What follows is a selection of quotes telling the story of conservative frustration in the swing state, in which Republicans hold both houses of the legislature but the governor and attorney general are Democrats.

"Put bluntly, our court has no business usurping the role of the legislature, inventing legal theories on the fly in order to make four justices’ personal preference the law" - Justice Annette Ziegler.

Wisconsin had conflicting laws on abortion - one predating Roe that mostly outlawed the practice and others specifying what types of abortions were legal when women were given that right during Roe. The majority decided those Roe-era laws "impliedly repealed" the older statute.

"Today’s decision may be popular, but the result comes at great cost to the constitution and the rule of law" - Justice Ziegler.

The abortion case was of one of the main reasons why heavyweight Democrat donors threw their support behind Janet Protasiewicz in 2023 and Susan Crawford in 2025 in the two most-expensive statewide judicial elections in America's history. A recent poll confirmed "overwhelming" support for access to abortion from Wisconsin's citizens.

"Our court is particularly ill-equipped to decide the issue of abortion. Our court should not, and particularly this majority should not, decide the issue because Justices on this court have - very recently - publicly made their views regarding abortion known" - Justice Ziegler.

Protasiewicz campaigned on her support for abortion rights, even calling the old abortion ban "draconian." She hinted at a ban on abortions at 20 weeks, which came to fruition in the July ruling.

"Judges incapable of rendering impartial judgments based on the law must recuse" - Justice Grassl Bradley.

Conservatives wondered whether Protasiewicz would be allowed to hear a case in which she obviously brought her own personal preferences. Grassl Bradley's gripe comes from the concurring opinion on Justice Jill Karofsky, who mourned the loss of women who died from poor care in states with restrictions on abortion.

"With no apparent sense of irony, the concurrence claims abortion restrictions amount to 'death warrants' for women, ignoring the people who feel just as passionately that abortion kills innocent human lives - more than 1,000,000 in each of the last two years" - Justice Grassl Bradley.

See this fact sheet on the recent rise in abortions, which last year produced 15.4 abortions per 1,000 women.

"Voters may be impatient with the political impasse between the governor (a Democrat) and the legislature (majority Republican) - on this issue and perhaps others. Electing justices who fancy themselves super legislators, however, comes at a steep price. The People of Wisconsin have surrendered self-governance to four liberal lawyers. No one, regardless of political leanings, should want any four lawyers to make all of the important decisions for we the People - absent debate,discussion or compromise" - Justice Grassl Bradley.

Democrat Attorney General Josh Kaul teamed with others to bring the lawsuit to strike the abortion ban. Noticeably absent from the list of parties that submitted amicus briefs was the Legislature. It has filed briefs on other hot topics in the past.
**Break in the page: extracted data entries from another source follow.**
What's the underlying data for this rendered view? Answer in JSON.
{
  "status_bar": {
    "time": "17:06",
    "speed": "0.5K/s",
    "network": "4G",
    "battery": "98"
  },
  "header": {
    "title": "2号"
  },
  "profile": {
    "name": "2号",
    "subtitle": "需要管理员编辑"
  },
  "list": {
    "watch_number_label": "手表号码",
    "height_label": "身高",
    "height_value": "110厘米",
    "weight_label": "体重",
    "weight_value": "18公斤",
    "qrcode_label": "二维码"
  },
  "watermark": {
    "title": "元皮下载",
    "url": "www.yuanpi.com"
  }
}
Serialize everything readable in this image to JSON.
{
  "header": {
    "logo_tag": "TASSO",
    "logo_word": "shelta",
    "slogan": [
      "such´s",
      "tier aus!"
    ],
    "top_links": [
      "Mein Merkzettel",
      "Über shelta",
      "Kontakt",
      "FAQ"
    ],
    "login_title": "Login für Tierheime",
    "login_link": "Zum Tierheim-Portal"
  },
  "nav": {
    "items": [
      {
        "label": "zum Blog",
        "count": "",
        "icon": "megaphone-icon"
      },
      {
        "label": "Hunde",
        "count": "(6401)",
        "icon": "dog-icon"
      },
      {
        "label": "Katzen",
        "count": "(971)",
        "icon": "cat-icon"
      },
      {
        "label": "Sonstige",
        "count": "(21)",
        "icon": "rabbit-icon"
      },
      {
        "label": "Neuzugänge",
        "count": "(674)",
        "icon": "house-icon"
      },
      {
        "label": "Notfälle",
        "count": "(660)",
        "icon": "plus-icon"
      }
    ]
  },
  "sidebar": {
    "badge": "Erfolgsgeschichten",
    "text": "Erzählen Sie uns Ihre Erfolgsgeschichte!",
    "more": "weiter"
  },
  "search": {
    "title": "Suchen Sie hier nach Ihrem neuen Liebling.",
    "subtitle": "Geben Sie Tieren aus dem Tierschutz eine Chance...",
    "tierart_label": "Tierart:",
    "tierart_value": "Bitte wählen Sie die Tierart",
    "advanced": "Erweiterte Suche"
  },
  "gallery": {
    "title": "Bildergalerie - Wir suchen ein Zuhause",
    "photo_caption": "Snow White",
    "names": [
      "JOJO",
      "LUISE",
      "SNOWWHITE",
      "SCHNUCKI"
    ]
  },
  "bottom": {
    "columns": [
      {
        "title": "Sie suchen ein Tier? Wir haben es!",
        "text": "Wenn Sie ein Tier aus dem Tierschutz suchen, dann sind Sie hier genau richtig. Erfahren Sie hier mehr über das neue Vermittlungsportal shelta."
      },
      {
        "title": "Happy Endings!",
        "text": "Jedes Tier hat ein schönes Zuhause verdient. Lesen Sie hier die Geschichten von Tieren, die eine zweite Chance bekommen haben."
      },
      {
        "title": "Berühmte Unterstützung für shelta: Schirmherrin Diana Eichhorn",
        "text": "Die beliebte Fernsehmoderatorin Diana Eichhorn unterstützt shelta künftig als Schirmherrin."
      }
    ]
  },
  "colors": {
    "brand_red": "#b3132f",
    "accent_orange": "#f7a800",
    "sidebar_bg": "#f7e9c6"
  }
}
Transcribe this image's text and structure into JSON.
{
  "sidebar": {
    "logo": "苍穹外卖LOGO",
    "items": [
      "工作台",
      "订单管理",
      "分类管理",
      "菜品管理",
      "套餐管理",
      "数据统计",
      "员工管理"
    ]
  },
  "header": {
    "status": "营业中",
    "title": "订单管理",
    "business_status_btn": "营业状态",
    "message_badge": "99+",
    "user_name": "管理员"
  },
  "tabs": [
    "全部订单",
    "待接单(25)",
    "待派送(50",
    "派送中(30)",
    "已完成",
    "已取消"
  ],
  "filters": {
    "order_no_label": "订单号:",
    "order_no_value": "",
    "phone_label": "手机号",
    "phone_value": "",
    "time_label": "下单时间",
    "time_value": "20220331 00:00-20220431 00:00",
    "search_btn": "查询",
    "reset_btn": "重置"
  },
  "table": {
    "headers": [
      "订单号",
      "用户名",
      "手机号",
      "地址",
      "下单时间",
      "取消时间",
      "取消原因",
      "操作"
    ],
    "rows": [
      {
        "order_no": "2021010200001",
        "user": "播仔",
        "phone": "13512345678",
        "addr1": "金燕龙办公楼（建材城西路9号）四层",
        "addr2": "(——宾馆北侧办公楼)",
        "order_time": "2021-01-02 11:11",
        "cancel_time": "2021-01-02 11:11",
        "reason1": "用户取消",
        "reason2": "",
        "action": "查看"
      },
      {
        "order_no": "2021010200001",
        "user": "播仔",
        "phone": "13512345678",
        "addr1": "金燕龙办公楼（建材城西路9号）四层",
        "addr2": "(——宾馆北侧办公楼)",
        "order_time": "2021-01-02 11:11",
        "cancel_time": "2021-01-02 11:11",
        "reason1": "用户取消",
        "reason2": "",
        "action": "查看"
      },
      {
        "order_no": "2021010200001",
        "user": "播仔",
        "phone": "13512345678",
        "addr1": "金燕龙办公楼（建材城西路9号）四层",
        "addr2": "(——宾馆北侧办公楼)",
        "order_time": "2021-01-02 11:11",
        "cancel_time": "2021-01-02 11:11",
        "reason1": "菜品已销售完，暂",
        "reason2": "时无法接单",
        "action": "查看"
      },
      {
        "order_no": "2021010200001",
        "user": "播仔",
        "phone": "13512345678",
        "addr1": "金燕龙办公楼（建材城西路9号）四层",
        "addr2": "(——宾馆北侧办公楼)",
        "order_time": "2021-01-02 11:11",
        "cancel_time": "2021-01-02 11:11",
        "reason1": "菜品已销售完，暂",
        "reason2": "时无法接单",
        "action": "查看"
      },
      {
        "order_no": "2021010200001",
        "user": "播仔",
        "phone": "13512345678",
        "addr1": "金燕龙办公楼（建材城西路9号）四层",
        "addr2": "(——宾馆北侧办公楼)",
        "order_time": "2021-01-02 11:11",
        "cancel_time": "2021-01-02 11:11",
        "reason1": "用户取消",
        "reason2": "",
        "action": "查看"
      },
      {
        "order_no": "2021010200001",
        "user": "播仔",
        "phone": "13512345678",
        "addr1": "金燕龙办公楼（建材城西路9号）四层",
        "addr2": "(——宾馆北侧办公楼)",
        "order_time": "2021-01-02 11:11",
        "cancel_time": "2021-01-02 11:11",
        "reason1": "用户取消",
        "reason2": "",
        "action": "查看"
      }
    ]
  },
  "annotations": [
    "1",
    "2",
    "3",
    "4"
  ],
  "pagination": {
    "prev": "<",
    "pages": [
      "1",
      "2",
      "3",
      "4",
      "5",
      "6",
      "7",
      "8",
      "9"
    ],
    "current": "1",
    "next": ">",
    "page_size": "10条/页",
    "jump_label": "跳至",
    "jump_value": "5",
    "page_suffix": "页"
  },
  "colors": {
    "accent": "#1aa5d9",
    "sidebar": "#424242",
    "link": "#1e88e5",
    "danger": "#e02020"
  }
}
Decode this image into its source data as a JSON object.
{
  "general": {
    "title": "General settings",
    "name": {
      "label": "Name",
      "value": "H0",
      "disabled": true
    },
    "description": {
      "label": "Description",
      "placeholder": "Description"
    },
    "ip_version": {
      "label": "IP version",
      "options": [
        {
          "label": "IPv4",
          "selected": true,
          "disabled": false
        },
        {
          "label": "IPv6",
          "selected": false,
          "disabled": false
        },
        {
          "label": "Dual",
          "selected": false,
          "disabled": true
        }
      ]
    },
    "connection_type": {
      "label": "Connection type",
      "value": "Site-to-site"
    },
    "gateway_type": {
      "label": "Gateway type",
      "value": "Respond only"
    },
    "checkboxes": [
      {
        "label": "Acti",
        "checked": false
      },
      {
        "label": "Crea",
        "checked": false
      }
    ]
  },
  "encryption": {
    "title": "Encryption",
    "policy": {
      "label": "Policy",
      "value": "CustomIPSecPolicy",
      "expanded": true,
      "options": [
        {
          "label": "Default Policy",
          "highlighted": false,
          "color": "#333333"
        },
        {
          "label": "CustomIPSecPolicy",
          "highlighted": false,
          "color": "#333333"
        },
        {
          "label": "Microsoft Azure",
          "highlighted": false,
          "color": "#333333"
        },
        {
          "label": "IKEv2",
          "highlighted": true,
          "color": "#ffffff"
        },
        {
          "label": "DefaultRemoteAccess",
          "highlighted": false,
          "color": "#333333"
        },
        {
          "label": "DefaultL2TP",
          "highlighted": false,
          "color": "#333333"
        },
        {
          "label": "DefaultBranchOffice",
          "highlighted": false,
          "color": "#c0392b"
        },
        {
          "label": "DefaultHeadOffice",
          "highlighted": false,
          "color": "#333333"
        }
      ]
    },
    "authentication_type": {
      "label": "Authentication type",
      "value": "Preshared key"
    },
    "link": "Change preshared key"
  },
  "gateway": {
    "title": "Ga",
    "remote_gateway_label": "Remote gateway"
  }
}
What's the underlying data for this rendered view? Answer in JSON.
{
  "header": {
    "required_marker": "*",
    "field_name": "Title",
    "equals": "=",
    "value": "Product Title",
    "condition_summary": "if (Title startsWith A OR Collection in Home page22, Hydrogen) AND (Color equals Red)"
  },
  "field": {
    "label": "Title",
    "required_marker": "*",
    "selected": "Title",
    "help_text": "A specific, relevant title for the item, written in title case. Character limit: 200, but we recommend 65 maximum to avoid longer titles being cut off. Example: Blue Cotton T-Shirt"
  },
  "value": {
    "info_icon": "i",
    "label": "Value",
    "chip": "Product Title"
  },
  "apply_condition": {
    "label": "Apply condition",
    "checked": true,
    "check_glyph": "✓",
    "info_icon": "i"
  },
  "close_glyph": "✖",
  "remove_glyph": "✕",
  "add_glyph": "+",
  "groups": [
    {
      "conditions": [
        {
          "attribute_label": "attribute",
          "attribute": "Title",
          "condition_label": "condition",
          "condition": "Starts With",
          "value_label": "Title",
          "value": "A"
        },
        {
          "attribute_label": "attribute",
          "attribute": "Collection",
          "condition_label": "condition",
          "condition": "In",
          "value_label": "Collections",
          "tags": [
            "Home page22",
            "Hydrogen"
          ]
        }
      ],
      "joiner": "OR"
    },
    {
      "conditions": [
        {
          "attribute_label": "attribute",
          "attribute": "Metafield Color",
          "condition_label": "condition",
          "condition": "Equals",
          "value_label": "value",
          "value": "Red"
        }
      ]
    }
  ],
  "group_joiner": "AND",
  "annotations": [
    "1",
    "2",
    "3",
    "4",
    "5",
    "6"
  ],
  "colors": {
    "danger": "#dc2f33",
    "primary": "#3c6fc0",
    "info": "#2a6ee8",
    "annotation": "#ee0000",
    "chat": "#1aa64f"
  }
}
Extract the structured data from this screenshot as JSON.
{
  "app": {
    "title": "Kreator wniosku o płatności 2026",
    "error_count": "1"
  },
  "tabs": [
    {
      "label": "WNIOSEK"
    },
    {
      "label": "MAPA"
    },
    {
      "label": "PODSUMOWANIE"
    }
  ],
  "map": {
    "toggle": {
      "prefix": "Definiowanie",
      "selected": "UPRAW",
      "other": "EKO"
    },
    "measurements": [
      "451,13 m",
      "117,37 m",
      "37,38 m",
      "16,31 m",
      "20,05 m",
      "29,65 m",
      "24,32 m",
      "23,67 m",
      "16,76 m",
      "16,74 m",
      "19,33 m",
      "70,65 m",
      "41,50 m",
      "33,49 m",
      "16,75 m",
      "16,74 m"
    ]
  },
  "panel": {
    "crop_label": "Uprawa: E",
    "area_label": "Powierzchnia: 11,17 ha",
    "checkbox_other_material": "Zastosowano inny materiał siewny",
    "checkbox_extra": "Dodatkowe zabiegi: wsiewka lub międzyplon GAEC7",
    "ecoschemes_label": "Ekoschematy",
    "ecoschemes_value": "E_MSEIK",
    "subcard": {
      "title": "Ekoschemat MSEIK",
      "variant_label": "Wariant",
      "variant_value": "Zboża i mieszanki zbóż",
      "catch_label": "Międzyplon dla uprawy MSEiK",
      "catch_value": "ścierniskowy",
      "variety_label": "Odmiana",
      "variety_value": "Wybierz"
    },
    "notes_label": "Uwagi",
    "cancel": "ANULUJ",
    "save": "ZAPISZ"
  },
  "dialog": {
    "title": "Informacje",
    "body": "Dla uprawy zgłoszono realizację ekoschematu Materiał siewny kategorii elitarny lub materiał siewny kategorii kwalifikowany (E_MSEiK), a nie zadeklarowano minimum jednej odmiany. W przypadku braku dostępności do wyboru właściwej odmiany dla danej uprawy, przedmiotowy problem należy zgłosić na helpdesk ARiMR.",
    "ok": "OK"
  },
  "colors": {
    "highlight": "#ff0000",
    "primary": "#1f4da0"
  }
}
"Sure, the majority opinion is laden with legal jargon a reader might think reflects a reasoned judicial opinion. Don't be fooled. This is pure policymaking, driven by antagonism toward a law the majority does not like" - Justice Brian Hagedorn.

Laws remain the law until repealed. Giving deference the legislature's ability to understand what laws are in effect, in only two instances can something be "impliedly" repealed, as here: When a law creates an irreconcilable conflict to which a person couldn't comply with both and when a new law engulfs the old one.

"The majority, then, cannot identify a single Wisconsin authority employing the covering-the-field theory of implied repeal in a way that supports its novel approach here. It holds that a whole series of discrete laws over decades were meant by the legislature to be the sole governing law on a topic and repealed just one of the statutes that came before. The majority may style itself as just applying established law, but it is doing nothing of the sort; its newly invented cover-the-field rule has no precedent in the Wisconsin reports" - Justice Hagedorn.

It's a familiar message from other recent dissents - that liberals are twisting rather than interpreting laws on the books. In a case over whether absentee voters could put votes in drop boxes, liberals overturned the interpretation of a law reached by a conservative majority just two years earlier.

"What does the majority have to say about the legislature’s latest reference to (the abortion ban), and subsection (1) in particular, as an ongoing enforceable abortion statute? Not a single thing. It doesn’t even give it the old college try" - Justice Hagedorn.

It was just 2015 when the legislature cited the law when passing a ban on abortions after 20 weeks and again when discussing crimes in John Doe proceedings.

"The majority has no answer for why the legislature would reference, and make provision for, a criminal proceeding under a statute it had already repealed. This is the final nail in the majority's opinion. The legislature obviously believed (the abortion ban) remained a valid law in 2015, and the majority does not argue that the legislature has done anything since to suggest otherwise" - Justice Hagedorn.